Mein Kampf mit Tolstoi
Marco Büsch - Eine kurze Kolumne darüber, warum man die grossen Klassiker der Weltliteratur lesen sollte. Oder zumindest versuchen sollte, sie zu lesen. Oder sie sich wenigstens auf DVD ansehen. Insbesondere Tolstois "Krieg und Frieden".
„Krieg und Frieden“ zu lesen war zu Anfang wahrlich kein Vergnügen. Das Buch hatte unendliche 700 Seiten und begann ohne auch nur den Hauch einer Einleitung. Es gab an die hundert Hauptpersonen, welche alle einfach in die Szenen traten, ohne dass sie gross vorgestellt wurden.
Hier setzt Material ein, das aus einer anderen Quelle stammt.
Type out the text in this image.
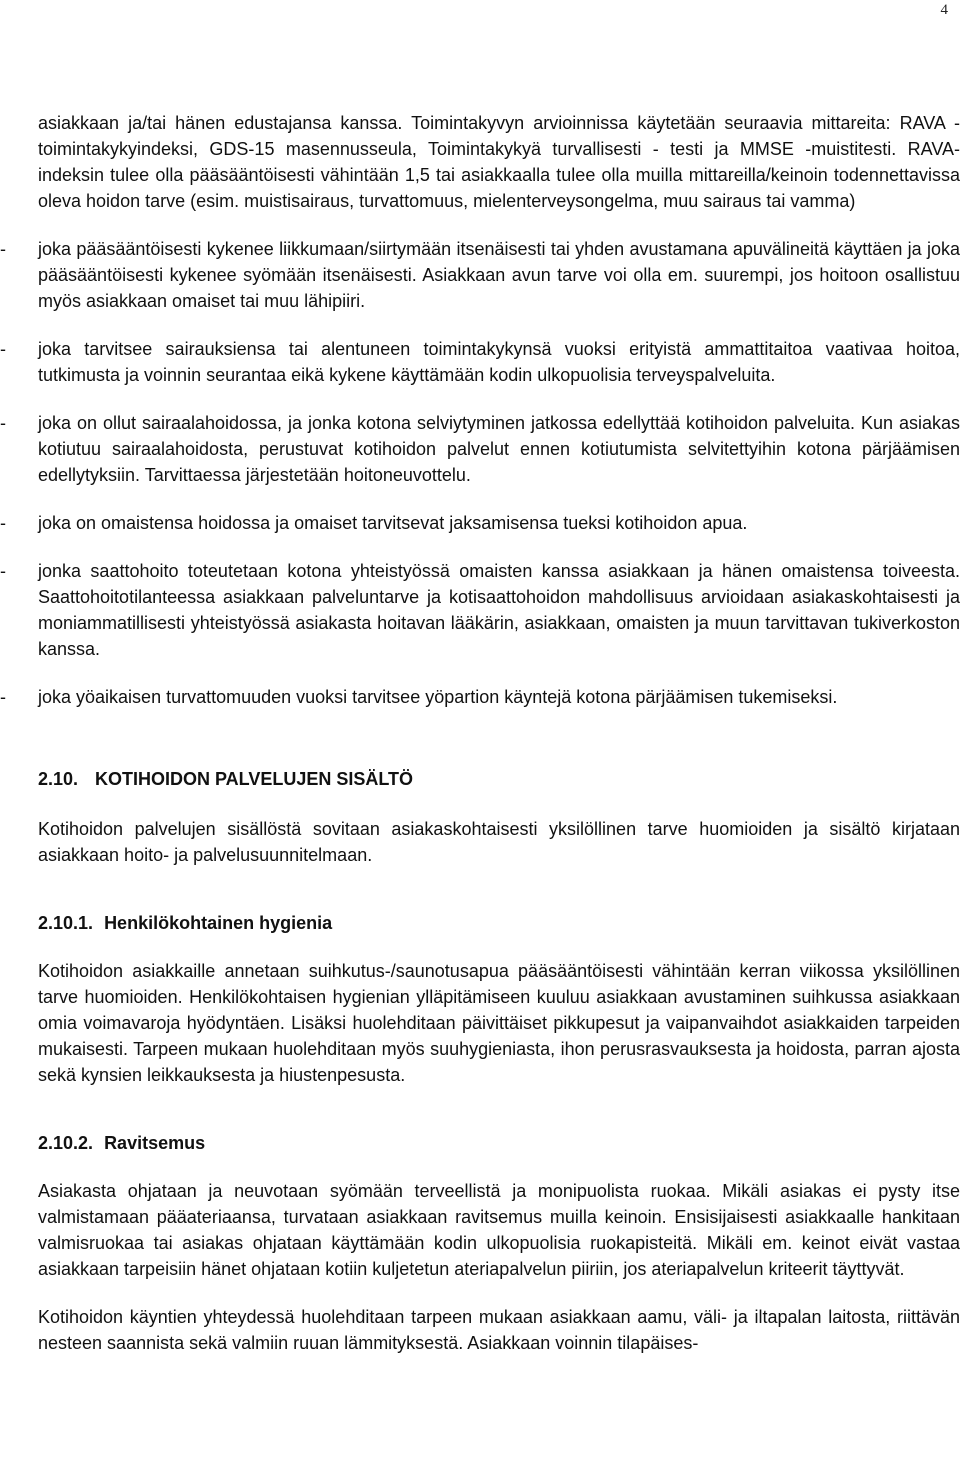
4

asiakkaan ja/tai hänen edustajansa kanssa. Toimintakyvyn arvioinnissa käytetään seuraavia mittareita: RAVA -toimintakykyindeksi, GDS-15 masennusseula, Toimintakykyä turvallisesti - testi ja MMSE -muistitesti. RAVA-indeksin tulee olla pääsääntöisesti vähintään 1,5 tai asiakkaalla tulee olla muilla mittareilla/keinoin todennettavissa oleva hoidon tarve (esim. muistisairaus, turvattomuus, mielenterveysongelma, muu sairaus tai vamma)

- joka pääsääntöisesti kykenee liikkumaan/siirtymään itsenäisesti tai yhden avustamana apuvälineitä käyttäen ja joka pääsääntöisesti kykenee syömään itsenäisesti. Asiakkaan avun tarve voi olla em. suurempi, jos hoitoon osallistuu myös asiakkaan omaiset tai muu lähipiiri.
- joka tarvitsee sairauksiensa tai alentuneen toimintakykynsä vuoksi erityistä ammattitaitoa vaativaa hoitoa, tutkimusta ja voinnin seurantaa eikä kykene käyttämään kodin ulkopuolisia terveyspalveluita.
- joka on ollut sairaalahoidossa, ja jonka kotona selviytyminen jatkossa edellyttää kotihoidon palveluita. Kun asiakas kotiutuu sairaalahoidosta, perustuvat kotihoidon palvelut ennen kotiutumista selvitettyihin kotona pärjäämisen edellytyksiin. Tarvittaessa järjestetään hoitoneuvottelu.
- joka on omaistensa hoidossa ja omaiset tarvitsevat jaksamisensa tueksi kotihoidon apua.
- jonka saattohoito toteutetaan kotona yhteistyössä omaisten kanssa asiakkaan ja hänen omaistensa toiveesta. Saattohoitotilanteessa asiakkaan palveluntarve ja kotisaattohoidon mahdollisuus arvioidaan asiakaskohtaisesti ja moniammatillisesti yhteistyössä asiakasta hoitavan lääkärin, asiakkaan, omaisten ja muun tarvittavan tukiverkoston kanssa.
- joka yöaikaisen turvattomuuden vuoksi tarvitsee yöpartion käyntejä kotona pärjäämisen tukemiseksi.
2.10. KOTIHOIDON PALVELUJEN SISÄLTÖ

Kotihoidon palvelujen sisällöstä sovitaan asiakaskohtaisesti yksilöllinen tarve huomioiden ja sisältö kirjataan asiakkaan hoito- ja palvelusuunnitelmaan.

2.10.1. Henkilökohtainen hygienia

Kotihoidon asiakkaille annetaan suihkutus-/saunotusapua pääsääntöisesti vähintään kerran viikossa yksilöllinen tarve huomioiden. Henkilökohtaisen hygienian ylläpitämiseen kuuluu asiakkaan avustaminen suihkussa asiakkaan omia voimavaroja hyödyntäen. Lisäksi huolehditaan päivittäiset pikkupesut ja vaipanvaihdot asiakkaiden tarpeiden mukaisesti. Tarpeen mukaan huolehditaan myös suuhygieniasta, ihon perusrasvauksesta ja hoidosta, parran ajosta sekä kynsien leikkauksesta ja hiustenpesusta.

2.10.2. Ravitsemus

Asiakasta ohjataan ja neuvotaan syömään terveellistä ja monipuolista ruokaa. Mikäli asiakas ei pysty itse valmistamaan pääateriaansa, turvataan asiakkaan ravitsemus muilla keinoin. Ensisijaisesti asiakkaalle hankitaan valmisruokaa tai asiakas ohjataan käyttämään kodin ulkopuolisia ruokapisteitä. Mikäli em. keinot eivät vastaa asiakkaan tarpeisiin hänet ohjataan kotiin kuljetetun ateriapalvelun piiriin, jos ateriapalvelun kriteerit täyttyvät.

Kotihoidon käyntien yhteydessä huolehditaan tarpeen mukaan asiakkaan aamu, väli- ja iltapalan laitosta, riittävän nesteen saannista sekä valmiin ruuan lämmityksestä. Asiakkaan voinnin tilapäises-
Und dann hiessen sie alle ungefähr gleich: Rostow, Kutusow, Irgendwasow. Das Ganze war eine äusserst schwierige Angelegenheit. Bis ich nach zweihundert Seiten herausfand, dass ich den zweiten Band von „Krieg und Frieden“ las und vielleicht besser mit dem ersten begonnen hätte. Denn das Buch hatte nicht 700, sondern 1400 Seiten. Ich fühlte mich ein bisschen dumm. Da liest man die grossen Klassiker der Weltliteratur und man müsste sich dabei eigentlich besonders schlau vorkommen und dann so etwas. Wer liest schon freiwillig „Krieg und Frieden“ in Zeiten der mehrteiligen Fernsehfilme und Wikipedia-Zusammenfassungen? Aber so ist es halt: Man versucht sich an einem Klassiker der Weltliteratur und wird vom Leben gnadenlos dafür bestraft. Das letzte Mal hatte ich mich beim Lesen so blöd gefühlt, als ich ein japanisches Manga von links nach rechts zu lesen versucht habe. Da hatte ich lange gedacht, es sei vielleicht eine Eigenart der Japaner, dass sich die Geschichten rückwärts abspielen. Aber das hat grosse Literatur so an sich: Man wächst an ihr.
Nun habe ich begonnen Dostojewskis „Schuld und Sühne“ zu lesen, nicht ohne vorher genauestens nachzuforschen, ob es nicht doch ein Mehrbänder sei. Ist es nicht. 700 Seiten ohne Falltüren oder doppeltem Boden. Dafür mit einer grässlich unsympathischen Hauptperson. Vielleicht beginne ich doch wieder mit dem zweiten Band von „Krieg und Frieden“. Da wusste man zwar nicht, wer genau wer war, dafür war aber die Auswahl an Hauptpersonen um einiges grösser.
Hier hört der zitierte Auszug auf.